ESHG Biographies


Dorothy Hill - image courtesy John Jell. Portrait by Lola McCausland (1967), collection of The University of Queensland - reproduced with permission.

Andrew Gibb Maitland 
Andrew Gibb Maitland (1864 – 1951)  was gazetted Government Geologist of Western Australia in November 1896 and remained in that position until November 1926. The thirty years saw a profound change in the knowledge of the geology of the state, which is embodied in the ninety one survey bulletins issued under Gibb Maitland's direction.
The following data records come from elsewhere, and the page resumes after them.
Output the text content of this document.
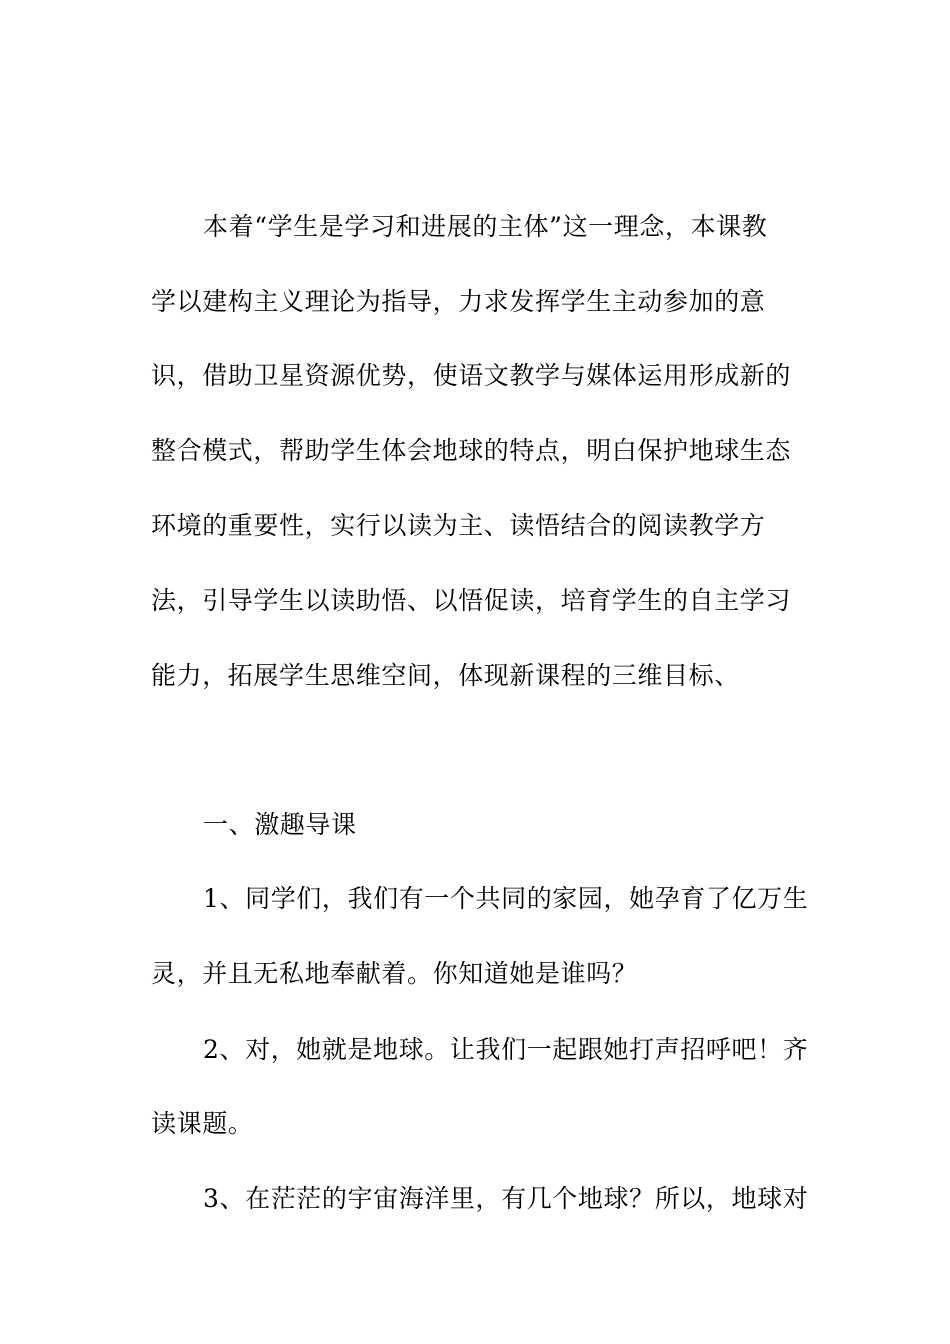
本着“学生是学习和进展的主体”这一理念，本课教
学以建构主义理论为指导，力求发挥学生主动参加的意
识，借助卫星资源优势，使语文教学与媒体运用形成新的
整合模式，帮助学生体会地球的特点，明白保护地球生态
环境的重要性，实行以读为主、读悟结合的阅读教学方
法，引导学生以读助悟、以悟促读，培育学生的自主学习
能力，拓展学生思维空间，体现新课程的三维目标、
一、激趣导课
1、同学们，我们有一个共同的家园，她孕育了亿万生
灵，并且无私地奉献着。你知道她是谁吗？
2、对，她就是地球。让我们一起跟她打声招呼吧！齐
读课题。
3、在茫茫的宇宙海洋里，有几个地球？所以，地球对
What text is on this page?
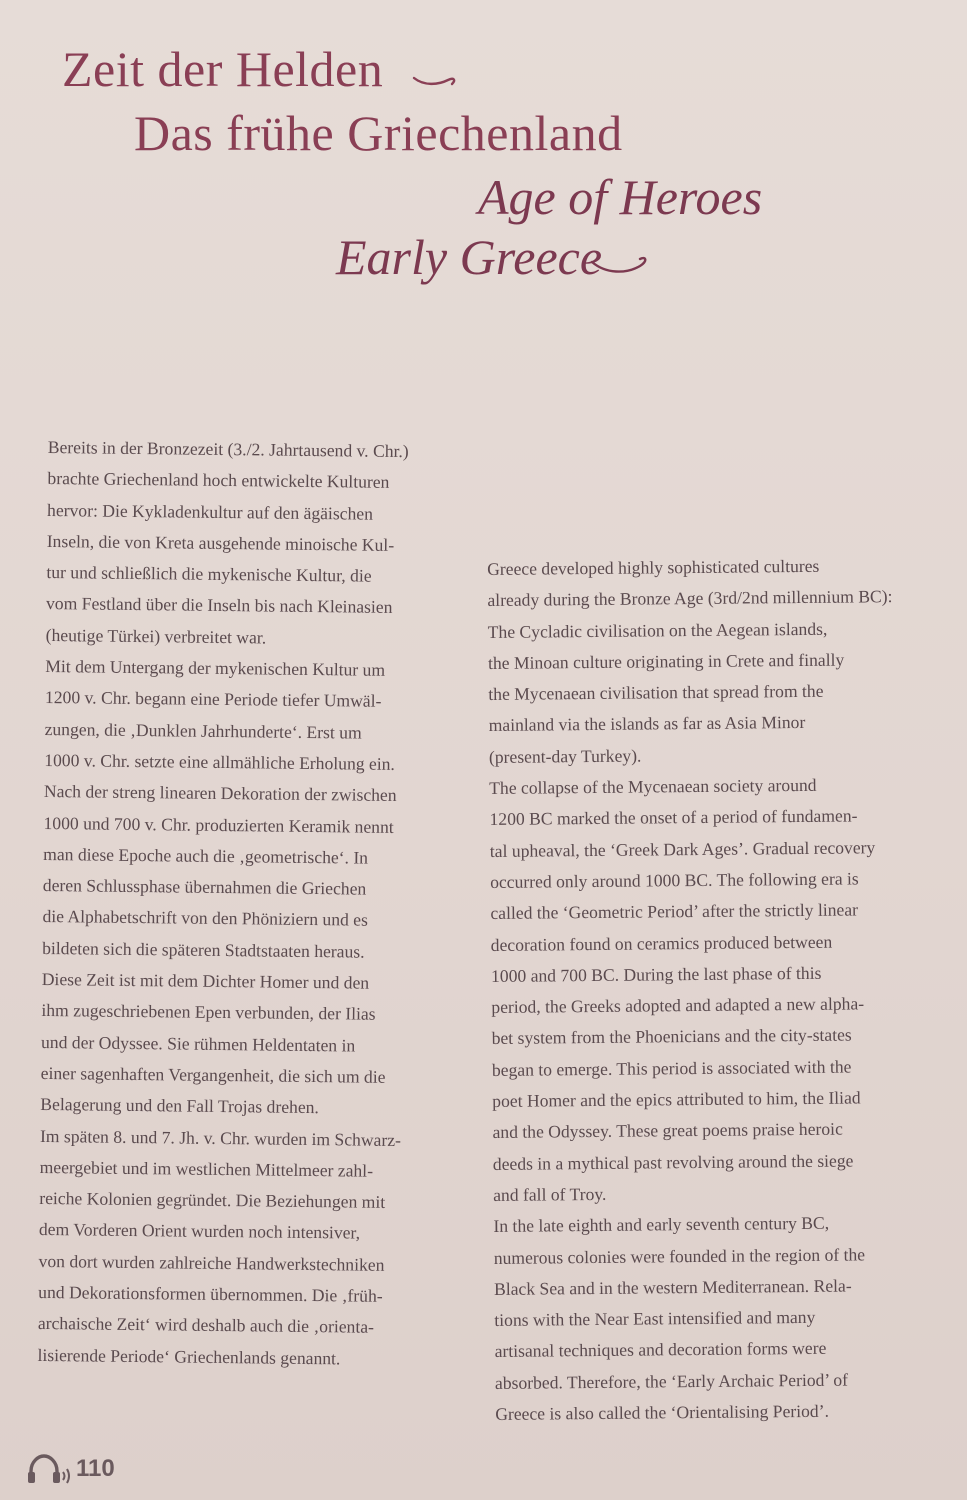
Zeit der Helden
Das frühe Griechenland
Age of Heroes
Early Greece
Bereits in der Bronzezeit (3./2. Jahrtausend v. Chr.)
brachte Griechenland hoch entwickelte Kulturen
hervor: Die Kykladenkultur auf den ägäischen
Inseln, die von Kreta ausgehende minoische Kul-
tur und schließlich die mykenische Kultur, die
vom Festland über die Inseln bis nach Kleinasien
(heutige Türkei) verbreitet war.
Mit dem Untergang der mykenischen Kultur um
1200 v. Chr. begann eine Periode tiefer Umwäl-
zungen, die ‚Dunklen Jahrhunderte‘. Erst um
1000 v. Chr. setzte eine allmähliche Erholung ein.
Nach der streng linearen Dekoration der zwischen
1000 und 700 v. Chr. produzierten Keramik nennt
man diese Epoche auch die ‚geometrische‘. In
deren Schlussphase übernahmen die Griechen
die Alphabetschrift von den Phöniziern und es
bildeten sich die späteren Stadtstaaten heraus.
Diese Zeit ist mit dem Dichter Homer und den
ihm zugeschriebenen Epen verbunden, der Ilias
und der Odyssee. Sie rühmen Heldentaten in
einer sagenhaften Vergangenheit, die sich um die
Belagerung und den Fall Trojas drehen.
Im späten 8. und 7. Jh. v. Chr. wurden im Schwarz-
meergebiet und im westlichen Mittelmeer zahl-
reiche Kolonien gegründet. Die Beziehungen mit
dem Vorderen Orient wurden noch intensiver,
von dort wurden zahlreiche Handwerkstechniken
und Dekorationsformen übernommen. Die ‚früh-
archaische Zeit‘ wird deshalb auch die ‚orienta-
lisierende Periode‘ Griechenlands genannt.
Greece developed highly sophisticated cultures
already during the Bronze Age (3rd/2nd millennium BC):
The Cycladic civilisation on the Aegean islands,
the Minoan culture originating in Crete and finally
the Mycenaean civilisation that spread from the
mainland via the islands as far as Asia Minor
(present-day Turkey).
The collapse of the Mycenaean society around
1200 BC marked the onset of a period of fundamen-
tal upheaval, the ‘Greek Dark Ages’. Gradual recovery
occurred only around 1000 BC. The following era is
called the ‘Geometric Period’ after the strictly linear
decoration found on ceramics produced between
1000 and 700 BC. During the last phase of this
period, the Greeks adopted and adapted a new alpha-
bet system from the Phoenicians and the city-states
began to emerge. This period is associated with the
poet Homer and the epics attributed to him, the Iliad
and the Odyssey. These great poems praise heroic
deeds in a mythical past revolving around the siege
and fall of Troy.
In the late eighth and early seventh century BC,
numerous colonies were founded in the region of the
Black Sea and in the western Mediterranean. Rela-
tions with the Near East intensified and many
artisanal techniques and decoration forms were
absorbed. Therefore, the ‘Early Archaic Period’ of
Greece is also called the ‘Orientalising Period’.
110
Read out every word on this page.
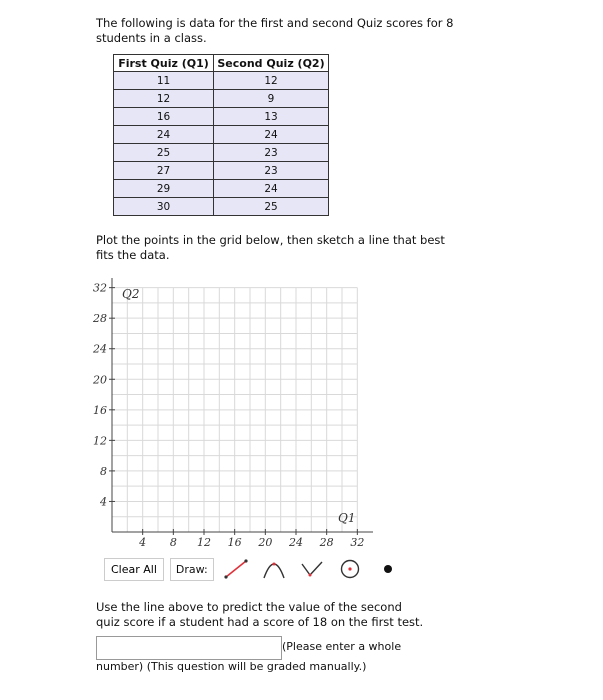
The following is data for the first and second Quiz scores for 8 students in a class.
First Quiz (Q1)	Second Quiz (Q2)
11	12
12	9
16	13
24	24
25	23
27	23
29	24
30	25
Plot the points in the grid below, then sketch a line that best fits the data.
4 8 12 16 20 24 28 32
4
8
12
16
20
24
28
32 Q2
Q1
Clear All	Draw:
Use the line above to predict the value of the second quiz score if a student had a score of 18 on the first test.
(Please enter a whole
number) (This question will be graded manually.)
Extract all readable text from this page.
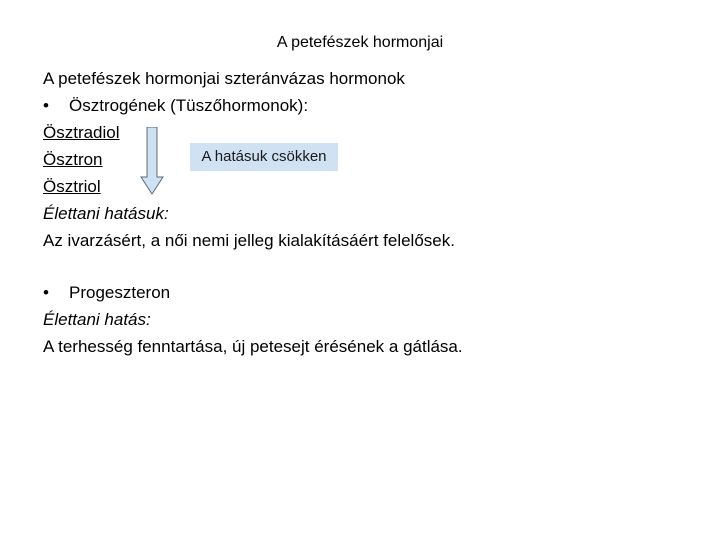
A petefészek hormonjai
A petefészek hormonjai szteránvázas hormonok
• Ösztrogének (Tüszőhormonok):
Ösztradiol
Ösztron
Ösztriol
A hatásuk csökken
Élettani hatásuk:
Az ivarzásért, a női nemi jelleg kialakításáért felelősek.
• Progeszteron
Élettani hatás:
A terhesség fenntartása, új petesejt érésének a gátlása.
Gibb Maitland qualified as a civil engineer at the Yorkshire College of Science, Leeds, where he was influenced by Professor A.H. Green, a field geologist, to become an enthusiastic field man.  He joined the Geological Survey of Queensland late in 1888, and quickly showed his competence in the bush in the Mackay area. He was seconded for work in New Guinea in 1891, and his maps and reports are among the first in English on the Papua region. Gibb Maitland then returned to Queensland for detailed study of the intake beds of the great Artesian Basin.


Andrew Gibb Maitland - image courtesy Geological Survey of Western Australia

In Western Australia Gibb Maitland set up a geological survey, mining record office and public museum. He instituted a program of systematic mapping, and led from the field. In particular he paid attention to locating underground water sources, some bores between Geraldton and North West Cape still supplying water. He also predicted artesian water under the Nullarbor. Gibb Maitland spent several long periods in the Kimberleys and Pilbara, establishing stratigraphic order in the old rocks. By the time of his retirement more than half the state had been mapped at least in reconnaissance by members of the survey, who endured extraordinary conditions in the field.

Gibb Maitland edited The Mining Handbook of Western Australia (1919), but his major publications were his Summary of the Geology of Western Australia (also 1919) and three bulletins on the Pilbara. Also the WA Geological Survey, under his direction, produced significant reports on the Kalgoorlie, Coolgardie and Murchison goldfields, and the Collie coalfield. 

The Gibb Maitland Medal is awarded by the Western Australia Division of the Geological Society of Australia in order to recognize individuals who have made substantial contributions to geoscience in Western Australia.  The Gibb River (and Road) and the Maitland Range, and some invertebrate fossils are named for Gibb Maitland. The mineral known as maitlandite, named by E.S. Simpson, is now known to be thorogummite. 

Maitland was lucky in his earliest days in W.A. to have Government support with the immediate appointment of two assistant geologists, but his talent for organisation and commitment to economic geology resulted in a very productive period for the Geological Survey.